CBS4 Investigates: Undetectable Fake ID's
MIAMI (CBS4) - From the bars and clubs on South Beach and Brickell, to rap and rock concerts, from Bank Atlantic Center to Bank United Center ID's are in demand.
The battle to prevent fake ID's being used by underage partiers is as old as the laws limiting the drinking age.
But with the ease of the Internet, fake ID's are now easier than ever to get and harder and harder to detect.
"They were everywhere. Pretty much everybody had one. If you're under 21 that's the only way to get around," said this young college student who did not want to be identified.
As he told CBS4 Investigator Stephen Stock, he got caught by police while trying to use a fake ID that had actually been passed among his underage family and friends.
"People make them. People pass them down a lot. I mean, I know eight different people once I turned 21 who used my ID," the student told Stock.
CBS4 Investigates discovered this right of passage for college students wanting to get into bars and clubs has become a national security threat.
"They're getting better. They're transacting through the Internet. They're buying them from China. There's a lot of companies that will provide them for a hundred bucks," explained David Rivero, Chief of Police at the University of Miami.
The same fake ID's once used to get into bars, have become so easy to get over the Internet and so good at mimicking real ID's that Federal Homeland Security officials worry terrorists could use them to board airplanes or enter the country secretly and illegally.
Carmen Pino is Assistant Special Agent in charge of South Florida's ICE office.
"It is one of the greatest concerns that we have in Homeland Security. It is a great threat to national security. You can order these things online. The Internet offers you the opportunity to buy these, have them shipped right to you, FedEx'ed to your door. And the next thing you know you've taken on someone else's identity and you can do whatever you want and operate in plain sight," Pino said.

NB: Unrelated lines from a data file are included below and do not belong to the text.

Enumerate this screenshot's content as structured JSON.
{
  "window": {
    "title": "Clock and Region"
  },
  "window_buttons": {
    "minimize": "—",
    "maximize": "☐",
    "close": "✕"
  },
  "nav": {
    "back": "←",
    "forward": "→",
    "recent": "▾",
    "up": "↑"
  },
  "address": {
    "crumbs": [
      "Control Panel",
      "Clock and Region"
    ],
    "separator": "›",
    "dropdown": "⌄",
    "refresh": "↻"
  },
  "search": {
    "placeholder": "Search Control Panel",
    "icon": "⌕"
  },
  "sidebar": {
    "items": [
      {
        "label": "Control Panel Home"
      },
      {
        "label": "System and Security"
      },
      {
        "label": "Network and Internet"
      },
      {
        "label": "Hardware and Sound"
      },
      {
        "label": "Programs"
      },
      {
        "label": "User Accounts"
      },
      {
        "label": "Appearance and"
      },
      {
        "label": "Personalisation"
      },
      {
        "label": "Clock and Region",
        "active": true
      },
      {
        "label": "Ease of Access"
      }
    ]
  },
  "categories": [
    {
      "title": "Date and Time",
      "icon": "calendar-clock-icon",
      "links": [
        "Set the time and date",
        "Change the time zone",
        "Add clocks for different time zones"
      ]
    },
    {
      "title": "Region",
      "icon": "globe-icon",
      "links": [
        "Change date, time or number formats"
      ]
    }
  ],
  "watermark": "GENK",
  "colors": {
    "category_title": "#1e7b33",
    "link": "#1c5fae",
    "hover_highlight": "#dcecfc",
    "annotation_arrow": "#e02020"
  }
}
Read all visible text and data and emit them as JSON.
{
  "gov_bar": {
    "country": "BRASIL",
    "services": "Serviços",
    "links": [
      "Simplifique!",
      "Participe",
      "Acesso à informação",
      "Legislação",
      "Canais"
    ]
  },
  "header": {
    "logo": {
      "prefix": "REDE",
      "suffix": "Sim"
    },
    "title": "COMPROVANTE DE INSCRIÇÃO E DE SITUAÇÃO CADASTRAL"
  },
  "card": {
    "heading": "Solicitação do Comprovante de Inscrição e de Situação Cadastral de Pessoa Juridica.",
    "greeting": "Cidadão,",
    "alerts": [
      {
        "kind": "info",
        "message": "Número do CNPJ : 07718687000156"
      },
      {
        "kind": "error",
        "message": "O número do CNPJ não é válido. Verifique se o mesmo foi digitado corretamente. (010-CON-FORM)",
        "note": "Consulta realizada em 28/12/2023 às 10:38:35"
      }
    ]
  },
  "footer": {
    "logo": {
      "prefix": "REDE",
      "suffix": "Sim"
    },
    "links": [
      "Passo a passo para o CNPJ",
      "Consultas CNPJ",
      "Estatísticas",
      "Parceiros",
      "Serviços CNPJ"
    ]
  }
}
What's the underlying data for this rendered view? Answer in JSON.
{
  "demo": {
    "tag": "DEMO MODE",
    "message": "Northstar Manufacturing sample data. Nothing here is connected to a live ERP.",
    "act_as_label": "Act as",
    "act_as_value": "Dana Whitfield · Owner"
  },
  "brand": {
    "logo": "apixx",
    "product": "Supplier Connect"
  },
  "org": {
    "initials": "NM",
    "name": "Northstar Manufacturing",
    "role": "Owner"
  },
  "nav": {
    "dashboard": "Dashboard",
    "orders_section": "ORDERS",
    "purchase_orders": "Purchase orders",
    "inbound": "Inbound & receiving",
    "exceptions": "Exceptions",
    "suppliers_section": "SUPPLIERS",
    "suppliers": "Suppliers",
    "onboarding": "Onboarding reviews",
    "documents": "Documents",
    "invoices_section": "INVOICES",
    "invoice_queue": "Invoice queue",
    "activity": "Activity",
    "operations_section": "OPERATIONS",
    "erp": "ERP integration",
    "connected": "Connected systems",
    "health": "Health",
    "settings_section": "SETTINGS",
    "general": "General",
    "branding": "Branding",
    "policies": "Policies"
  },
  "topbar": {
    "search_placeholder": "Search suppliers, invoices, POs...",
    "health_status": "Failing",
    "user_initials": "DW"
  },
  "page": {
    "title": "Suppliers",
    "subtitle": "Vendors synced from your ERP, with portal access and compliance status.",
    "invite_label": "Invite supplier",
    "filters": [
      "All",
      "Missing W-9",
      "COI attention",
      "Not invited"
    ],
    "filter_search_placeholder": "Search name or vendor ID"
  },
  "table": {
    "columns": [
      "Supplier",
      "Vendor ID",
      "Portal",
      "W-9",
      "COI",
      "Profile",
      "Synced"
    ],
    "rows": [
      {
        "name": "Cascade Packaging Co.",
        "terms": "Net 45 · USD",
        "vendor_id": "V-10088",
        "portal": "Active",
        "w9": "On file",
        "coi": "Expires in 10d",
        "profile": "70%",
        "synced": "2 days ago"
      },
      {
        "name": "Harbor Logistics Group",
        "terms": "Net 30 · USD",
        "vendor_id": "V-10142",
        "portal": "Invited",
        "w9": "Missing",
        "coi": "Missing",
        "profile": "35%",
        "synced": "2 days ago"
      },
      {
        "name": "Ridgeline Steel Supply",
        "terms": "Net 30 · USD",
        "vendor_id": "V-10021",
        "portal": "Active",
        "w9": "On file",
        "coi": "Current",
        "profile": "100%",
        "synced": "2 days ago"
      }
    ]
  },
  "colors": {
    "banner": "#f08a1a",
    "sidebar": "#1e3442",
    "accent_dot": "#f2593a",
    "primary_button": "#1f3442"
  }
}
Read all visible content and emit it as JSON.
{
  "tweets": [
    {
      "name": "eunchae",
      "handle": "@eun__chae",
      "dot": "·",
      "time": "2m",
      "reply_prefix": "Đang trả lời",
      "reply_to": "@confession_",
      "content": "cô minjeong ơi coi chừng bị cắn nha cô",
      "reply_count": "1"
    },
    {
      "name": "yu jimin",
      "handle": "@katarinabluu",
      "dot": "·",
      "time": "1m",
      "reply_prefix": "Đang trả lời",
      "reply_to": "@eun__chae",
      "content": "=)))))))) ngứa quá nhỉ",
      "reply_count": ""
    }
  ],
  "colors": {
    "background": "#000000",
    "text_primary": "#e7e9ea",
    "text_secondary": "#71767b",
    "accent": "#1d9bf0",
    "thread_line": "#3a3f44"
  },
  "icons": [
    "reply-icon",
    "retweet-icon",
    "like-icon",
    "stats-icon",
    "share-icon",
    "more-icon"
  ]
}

In fact, this past June Nigerian-American citizen Olajide Oluwaseun Noibi did just that. Several times Noibi flew on different airplanes all over the United States with 10 different fake boarding passes and ID's. While later deemed NOT to be a terrorist threat, federal officials admit Noibi's case shows how easily fake ID's can threaten national security.
Here in Florida ABT officers regularly work the streets to crack down on these fake ids and try to find the source.
"It's a continuous problem," said Capt. Tom Hagler with Florida's Department of Alcoholic Beverages & Tobacco.
Hagler showed Stock thousands of fake ID's seized during recent operations.
Officials found that many of these fake ID's are indistinguishable from real ones. Some so real that even experts have a hard time telling them apart.
"With the technology that's available to them (fake ID makers) and the programs it's very difficult to detect," said Hagler.
Possession of a fake ID is now a felony here in Florida.
As for China, companies there call them "novelty items" and they insist they are not meant to subvert security. But the problem of fake ID's coming out of China has become so prevalent that the US State Department is now pressuring the Chinese government to put a stop to it.